Wow. Yeah. Totally need a good name. Too bad the Woman is in our Starbucks so often they know her...

Cat K said...

I saw a story where the guy said he was Lord Voldemort. When his drink was ready, he heard,"Lord v-oh...he who must not be named"

Willow said...

Well, I'd say The Pink Panther, but you're no longer pink!! We'll have to come up with a different one then. Something like "Olive 2 Servyew."

caircair said...

My sister once wanted to name one of our cats "Meatball Chicken-lips". Feel free to use that one if you like.

Lsamsa said...

Love that the staff went with it...life is tough enough...let there be laughter!

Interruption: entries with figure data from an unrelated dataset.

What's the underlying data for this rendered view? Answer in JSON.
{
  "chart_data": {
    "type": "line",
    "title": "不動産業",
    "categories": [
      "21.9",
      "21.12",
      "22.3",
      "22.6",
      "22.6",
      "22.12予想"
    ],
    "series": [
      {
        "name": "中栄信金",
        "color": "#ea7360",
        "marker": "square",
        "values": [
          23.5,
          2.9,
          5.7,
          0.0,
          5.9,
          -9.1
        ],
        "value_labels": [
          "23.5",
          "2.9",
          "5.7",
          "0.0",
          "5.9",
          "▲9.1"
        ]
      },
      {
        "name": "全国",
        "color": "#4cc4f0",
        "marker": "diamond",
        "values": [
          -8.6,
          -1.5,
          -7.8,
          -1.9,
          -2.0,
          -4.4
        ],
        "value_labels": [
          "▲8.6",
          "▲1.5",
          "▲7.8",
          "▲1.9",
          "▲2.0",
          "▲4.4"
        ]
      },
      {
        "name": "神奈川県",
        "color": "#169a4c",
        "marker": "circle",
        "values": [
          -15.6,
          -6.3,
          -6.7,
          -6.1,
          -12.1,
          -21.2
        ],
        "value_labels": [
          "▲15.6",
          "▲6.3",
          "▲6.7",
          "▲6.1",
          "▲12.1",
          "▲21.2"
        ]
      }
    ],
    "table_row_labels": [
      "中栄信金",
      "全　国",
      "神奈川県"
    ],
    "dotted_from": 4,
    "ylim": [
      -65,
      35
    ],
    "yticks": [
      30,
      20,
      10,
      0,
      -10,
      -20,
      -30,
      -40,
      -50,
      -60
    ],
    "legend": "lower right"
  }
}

It brings us together.

Vicat said...

And I just snarfed too

Roses said...

A friend of mine liked to leave the name "Chris P." which, when spoken outloud sounded like "Crispy".

His name was not Chris.

I met a woman just a few weeks ago named DarLynn. Sounds like "Darlin'".
Take the Spouse Thingy someday and he can be "Hugh DarLynn". When his drink is ready, they'll call out, "I have a drink for You, Darlin'!"

Lemon Stand said...

I love it! Sounds like something my husband and kids would do. And The Lord Voldemort and Darlin', were great. I wonder what my extended family would come up with... Must share the creative genius of two eleven year olds! Thanks for sharing the humor!